Zwei Redner, an zwei unterschiedlichen Orten
aber gleiches Thema. Zum Tag der Deutschen Einheit kam es zu einer
Art rhetorischen Kräftemessen zwischen dem gewählten Präsidenten
Christian Wulff und seinem gescheiterten Herausforderer Joachim
Gauck. Ohne dass es eine Absprache zwischen den beiden gab, gingen
sie ihr Thema ähnlich an. Sie würdigten die Revolution in
Ostdeutschland, die merkwürdigerweise in den alten wie neuen
Bundesländern als „Wende“ verniedlicht wird. „Wende“? Diese
Bezeichnung wählte Egon Krenz als er Erich Honecker aus seinem Amt
gedrängt hatte.

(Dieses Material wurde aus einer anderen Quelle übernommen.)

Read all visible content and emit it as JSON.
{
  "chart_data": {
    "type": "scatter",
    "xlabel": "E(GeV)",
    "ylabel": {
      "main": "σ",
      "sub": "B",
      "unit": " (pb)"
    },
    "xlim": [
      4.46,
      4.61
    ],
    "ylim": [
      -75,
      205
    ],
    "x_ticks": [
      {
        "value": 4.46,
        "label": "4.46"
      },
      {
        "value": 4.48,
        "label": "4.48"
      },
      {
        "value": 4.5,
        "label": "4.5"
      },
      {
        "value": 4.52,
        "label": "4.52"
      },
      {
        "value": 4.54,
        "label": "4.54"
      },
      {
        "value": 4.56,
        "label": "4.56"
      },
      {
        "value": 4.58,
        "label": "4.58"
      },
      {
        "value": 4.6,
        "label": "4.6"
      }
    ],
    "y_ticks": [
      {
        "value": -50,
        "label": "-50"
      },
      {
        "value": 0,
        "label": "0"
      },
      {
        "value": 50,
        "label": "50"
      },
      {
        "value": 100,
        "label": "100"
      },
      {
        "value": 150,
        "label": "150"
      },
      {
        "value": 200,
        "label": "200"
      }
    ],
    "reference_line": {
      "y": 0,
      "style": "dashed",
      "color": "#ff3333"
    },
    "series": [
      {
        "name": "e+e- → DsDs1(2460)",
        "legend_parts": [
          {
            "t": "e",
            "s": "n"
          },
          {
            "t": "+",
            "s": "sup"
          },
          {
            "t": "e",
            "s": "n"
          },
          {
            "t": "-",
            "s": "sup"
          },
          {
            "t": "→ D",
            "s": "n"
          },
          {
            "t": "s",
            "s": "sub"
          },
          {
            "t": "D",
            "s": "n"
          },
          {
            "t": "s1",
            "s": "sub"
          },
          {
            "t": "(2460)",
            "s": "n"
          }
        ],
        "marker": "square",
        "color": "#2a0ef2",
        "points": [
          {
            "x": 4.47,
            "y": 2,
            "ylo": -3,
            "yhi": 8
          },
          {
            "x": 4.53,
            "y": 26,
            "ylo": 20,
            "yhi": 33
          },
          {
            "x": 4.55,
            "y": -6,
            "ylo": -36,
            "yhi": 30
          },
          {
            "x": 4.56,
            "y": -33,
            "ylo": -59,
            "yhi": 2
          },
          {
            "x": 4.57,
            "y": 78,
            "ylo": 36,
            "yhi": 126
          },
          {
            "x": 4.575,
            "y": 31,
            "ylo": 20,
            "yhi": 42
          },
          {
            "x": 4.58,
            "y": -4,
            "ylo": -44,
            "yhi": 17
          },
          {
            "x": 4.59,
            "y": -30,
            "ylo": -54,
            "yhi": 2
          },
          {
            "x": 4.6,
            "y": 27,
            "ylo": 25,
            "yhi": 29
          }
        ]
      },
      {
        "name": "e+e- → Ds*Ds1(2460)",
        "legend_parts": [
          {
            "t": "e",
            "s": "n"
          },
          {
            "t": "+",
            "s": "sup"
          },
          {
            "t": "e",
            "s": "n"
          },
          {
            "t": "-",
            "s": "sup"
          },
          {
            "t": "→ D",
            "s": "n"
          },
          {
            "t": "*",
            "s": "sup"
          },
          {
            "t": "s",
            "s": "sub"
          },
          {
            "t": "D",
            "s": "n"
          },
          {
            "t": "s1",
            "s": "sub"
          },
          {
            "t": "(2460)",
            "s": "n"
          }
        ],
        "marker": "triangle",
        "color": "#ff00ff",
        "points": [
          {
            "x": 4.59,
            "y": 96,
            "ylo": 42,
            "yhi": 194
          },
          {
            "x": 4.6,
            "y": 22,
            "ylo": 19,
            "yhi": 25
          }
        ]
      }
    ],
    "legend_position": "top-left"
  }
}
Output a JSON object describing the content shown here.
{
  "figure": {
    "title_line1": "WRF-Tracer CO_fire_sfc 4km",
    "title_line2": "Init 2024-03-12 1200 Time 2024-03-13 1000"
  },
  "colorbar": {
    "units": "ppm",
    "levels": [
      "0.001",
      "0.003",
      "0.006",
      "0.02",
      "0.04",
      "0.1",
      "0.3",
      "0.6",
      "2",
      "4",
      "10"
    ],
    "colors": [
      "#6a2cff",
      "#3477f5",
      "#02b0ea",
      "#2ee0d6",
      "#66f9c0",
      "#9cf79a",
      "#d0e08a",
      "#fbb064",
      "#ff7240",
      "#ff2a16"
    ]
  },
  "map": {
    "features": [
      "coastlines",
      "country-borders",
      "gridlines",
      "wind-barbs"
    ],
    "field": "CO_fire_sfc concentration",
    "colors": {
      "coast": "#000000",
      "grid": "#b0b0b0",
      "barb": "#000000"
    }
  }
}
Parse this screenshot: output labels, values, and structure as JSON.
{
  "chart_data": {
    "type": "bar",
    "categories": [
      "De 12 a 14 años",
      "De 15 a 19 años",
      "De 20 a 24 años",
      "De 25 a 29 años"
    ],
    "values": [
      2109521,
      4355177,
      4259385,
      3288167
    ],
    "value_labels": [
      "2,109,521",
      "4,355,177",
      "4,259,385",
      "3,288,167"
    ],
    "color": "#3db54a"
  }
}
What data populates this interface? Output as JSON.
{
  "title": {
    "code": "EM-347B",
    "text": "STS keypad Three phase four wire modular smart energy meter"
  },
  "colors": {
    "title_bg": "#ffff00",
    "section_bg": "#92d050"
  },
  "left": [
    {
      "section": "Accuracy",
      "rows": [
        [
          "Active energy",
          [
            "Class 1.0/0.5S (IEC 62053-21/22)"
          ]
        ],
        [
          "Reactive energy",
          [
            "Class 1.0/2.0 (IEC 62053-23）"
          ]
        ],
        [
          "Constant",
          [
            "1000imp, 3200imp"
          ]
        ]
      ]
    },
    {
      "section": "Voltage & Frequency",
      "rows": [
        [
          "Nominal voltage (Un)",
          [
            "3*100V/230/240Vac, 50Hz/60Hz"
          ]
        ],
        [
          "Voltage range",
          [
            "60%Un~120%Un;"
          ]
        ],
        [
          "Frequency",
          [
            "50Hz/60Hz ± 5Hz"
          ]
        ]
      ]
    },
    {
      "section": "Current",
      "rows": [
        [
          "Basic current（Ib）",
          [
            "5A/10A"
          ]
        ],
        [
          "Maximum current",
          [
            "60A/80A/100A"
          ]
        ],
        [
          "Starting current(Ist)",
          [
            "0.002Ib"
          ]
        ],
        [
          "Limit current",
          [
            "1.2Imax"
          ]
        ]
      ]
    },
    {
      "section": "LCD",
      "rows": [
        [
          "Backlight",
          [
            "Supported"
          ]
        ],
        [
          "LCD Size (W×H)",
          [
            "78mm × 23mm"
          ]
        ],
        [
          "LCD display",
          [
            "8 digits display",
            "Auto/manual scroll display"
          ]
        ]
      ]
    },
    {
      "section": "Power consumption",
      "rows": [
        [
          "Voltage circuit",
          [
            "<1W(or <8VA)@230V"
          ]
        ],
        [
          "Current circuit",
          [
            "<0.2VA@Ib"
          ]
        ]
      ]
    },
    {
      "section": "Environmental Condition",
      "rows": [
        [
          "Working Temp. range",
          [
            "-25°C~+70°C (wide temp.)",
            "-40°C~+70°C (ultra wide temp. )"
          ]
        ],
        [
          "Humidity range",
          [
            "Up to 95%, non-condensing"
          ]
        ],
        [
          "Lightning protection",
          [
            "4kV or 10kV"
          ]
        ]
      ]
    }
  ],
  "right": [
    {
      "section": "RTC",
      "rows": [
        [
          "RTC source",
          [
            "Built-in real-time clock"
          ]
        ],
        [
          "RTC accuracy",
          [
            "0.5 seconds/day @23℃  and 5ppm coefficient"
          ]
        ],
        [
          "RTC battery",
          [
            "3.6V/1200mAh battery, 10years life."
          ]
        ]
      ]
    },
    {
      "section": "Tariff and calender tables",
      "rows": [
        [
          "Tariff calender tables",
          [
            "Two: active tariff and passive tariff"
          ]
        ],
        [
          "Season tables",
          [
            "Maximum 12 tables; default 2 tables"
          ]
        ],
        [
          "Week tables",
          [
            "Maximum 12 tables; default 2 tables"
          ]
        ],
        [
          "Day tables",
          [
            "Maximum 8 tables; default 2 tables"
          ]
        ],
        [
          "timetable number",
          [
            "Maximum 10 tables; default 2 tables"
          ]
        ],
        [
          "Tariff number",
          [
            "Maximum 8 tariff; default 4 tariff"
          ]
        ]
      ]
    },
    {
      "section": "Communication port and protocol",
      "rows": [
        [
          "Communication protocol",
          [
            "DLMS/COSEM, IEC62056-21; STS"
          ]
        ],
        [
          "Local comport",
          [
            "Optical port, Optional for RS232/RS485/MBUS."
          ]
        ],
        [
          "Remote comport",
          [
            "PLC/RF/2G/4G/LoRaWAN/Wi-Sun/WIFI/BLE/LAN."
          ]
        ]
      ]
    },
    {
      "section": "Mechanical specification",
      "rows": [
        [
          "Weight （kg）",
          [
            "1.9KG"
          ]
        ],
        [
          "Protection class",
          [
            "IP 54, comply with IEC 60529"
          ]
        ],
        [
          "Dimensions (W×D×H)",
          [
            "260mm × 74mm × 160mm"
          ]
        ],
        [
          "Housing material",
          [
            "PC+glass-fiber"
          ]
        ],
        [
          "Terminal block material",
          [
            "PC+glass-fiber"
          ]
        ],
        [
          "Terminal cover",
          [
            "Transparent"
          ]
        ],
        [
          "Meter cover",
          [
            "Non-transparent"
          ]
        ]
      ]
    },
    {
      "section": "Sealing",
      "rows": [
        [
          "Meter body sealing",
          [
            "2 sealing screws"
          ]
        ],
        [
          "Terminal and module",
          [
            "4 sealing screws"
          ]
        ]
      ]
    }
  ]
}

Die Einbürgerung dieses Wortes in unser aller
Sprachgebrauch ist erstaunlich und beschämend. Auch Wulff und Gauck
benutzten diese Verharmlosung am Nationalfeiertag. Sonst aber wurde
Klartext geredet. Beide erweiterten das Thema Einheit auf die
aktuelle Debatte der Integration von Zuwanderern. Klartext redete
dabei eher Gauck, der natürlich unbefangener die Worte setzen konnte
als der Bundespräsident. Gauck formulierte drastisch, ohne auf Thilo
Sarrazins Thesen Bezug zu nehmen. Wulff dagegen sprach softig, wie
die Bürger es von Politikern gewohnt sind und sich genervt abwenden.
Einer Konfrontation aber redete keiner das Wort. Beiden ging es um
Würde des Einzelnen wie um die der Gesellschaft insgesamt.
Erwartungen an beide wurden formuliert, die klein genug sind, sie
realisieren zu können.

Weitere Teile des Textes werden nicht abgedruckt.